Stories-SLM can be used to generate small, grammatically and semantically coherent simple short stories suitable for children.

Chainlit Interface 🖥️

The easiest way to interact with Stories-SLM is through its Chainlit interface:

chainlit run app_pretrain.py

This will launch a web application where you can input text and see the model's generated responses.

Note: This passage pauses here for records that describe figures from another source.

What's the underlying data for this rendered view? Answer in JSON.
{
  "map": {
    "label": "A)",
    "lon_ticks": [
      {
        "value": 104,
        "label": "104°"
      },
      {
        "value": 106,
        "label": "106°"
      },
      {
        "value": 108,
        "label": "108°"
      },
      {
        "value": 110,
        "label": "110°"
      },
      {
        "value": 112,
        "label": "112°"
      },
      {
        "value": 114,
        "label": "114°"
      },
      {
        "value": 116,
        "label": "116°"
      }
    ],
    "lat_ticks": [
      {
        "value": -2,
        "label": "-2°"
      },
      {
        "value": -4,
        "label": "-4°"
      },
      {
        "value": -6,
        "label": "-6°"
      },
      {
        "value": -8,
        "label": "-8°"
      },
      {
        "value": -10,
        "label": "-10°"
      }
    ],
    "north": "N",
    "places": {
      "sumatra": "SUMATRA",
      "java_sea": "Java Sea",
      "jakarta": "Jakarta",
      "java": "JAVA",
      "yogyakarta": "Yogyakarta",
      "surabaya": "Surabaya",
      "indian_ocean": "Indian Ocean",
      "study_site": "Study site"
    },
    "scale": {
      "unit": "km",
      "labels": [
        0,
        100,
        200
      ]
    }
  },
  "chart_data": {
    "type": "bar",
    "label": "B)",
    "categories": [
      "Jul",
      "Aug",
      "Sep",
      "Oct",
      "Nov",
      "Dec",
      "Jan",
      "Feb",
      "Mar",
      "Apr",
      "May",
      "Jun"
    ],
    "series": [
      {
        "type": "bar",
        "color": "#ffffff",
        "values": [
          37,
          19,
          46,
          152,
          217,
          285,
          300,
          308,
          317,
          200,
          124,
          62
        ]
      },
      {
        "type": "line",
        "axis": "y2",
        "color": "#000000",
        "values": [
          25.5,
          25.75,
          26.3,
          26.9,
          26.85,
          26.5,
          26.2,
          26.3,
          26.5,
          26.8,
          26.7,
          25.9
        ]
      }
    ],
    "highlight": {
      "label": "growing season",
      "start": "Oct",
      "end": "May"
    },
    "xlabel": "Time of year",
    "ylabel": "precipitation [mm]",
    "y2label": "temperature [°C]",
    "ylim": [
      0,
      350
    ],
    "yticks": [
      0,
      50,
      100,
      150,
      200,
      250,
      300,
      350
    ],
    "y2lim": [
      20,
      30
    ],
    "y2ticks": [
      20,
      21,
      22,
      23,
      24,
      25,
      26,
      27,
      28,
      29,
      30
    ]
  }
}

Downloading from Huggingface 🤗

To interact with the model by downloading from huggingface:

First clone the repo in the local

from transformer_blocks.gpt2 import GPT2
from gpt_Pretraining.text_generation import Text_Generation
import torch

model = GPT2.from_pretrained("NamrataThakur/Small_Language_Model_MHA_53M_Pretrained")
model.eval()

device = torch.device("cuda" if torch.cuda.is_available() else "cpu")
model.to(device)

#---------------------------- Checking the generation to make everything is okay ---------------------------
generation = Text_Generation(model=model, device=device, tokenizer_model='gpt2', 
                                          arch_type='original')
start_context = "One day, a "
response = generation.text_generation(input_text=start_context, max_new_tokens = 160, temp = 0.5, top_k=10, kv_cache=False)
print(response)

Model Architecture and Objective

Stories-SLM uses a standard GPT decoder-only transformer architecture with:

Attention Type: Multi Head Attention
Normalization: LayerNormalization
Position Embedding: Learned absolute position encoding (similar to GPT2)
Num transformer blocks: 8
Num attention heads: 8
Embedding dimensions: 384
Vocabulary size: 50,257 tokens
Context window: 256 tokens
Feed-Forward Hidden Dimension: 1536
Parameters: ~53M (52.88M exact)
Overall Dropout: 0.2

Optimization Config:

Optimizer: AdamW
Weight Decay: 0.1
Beta1: 0.9
Beta2: 0.95
Warmup Steps: 829 steps
Total Steps: 10,000
use_gradient_clip: True
Initial Learning Rate: 1e-05
Maximum Learning Rate: 0.0008
Gradient Accumulation Steps: 16
Batch Size: 16
Global Batch Size: 256
Scheduler: Linear Increase, followed by Cosine Annealing

Training Details

Training Data

The model was trained on the TinyStories dataset, a collection of short stories designed for training language models. This dataset provides simple narratives that help the model learn coherent story generation while maintaining a smaller size compared to larger language models.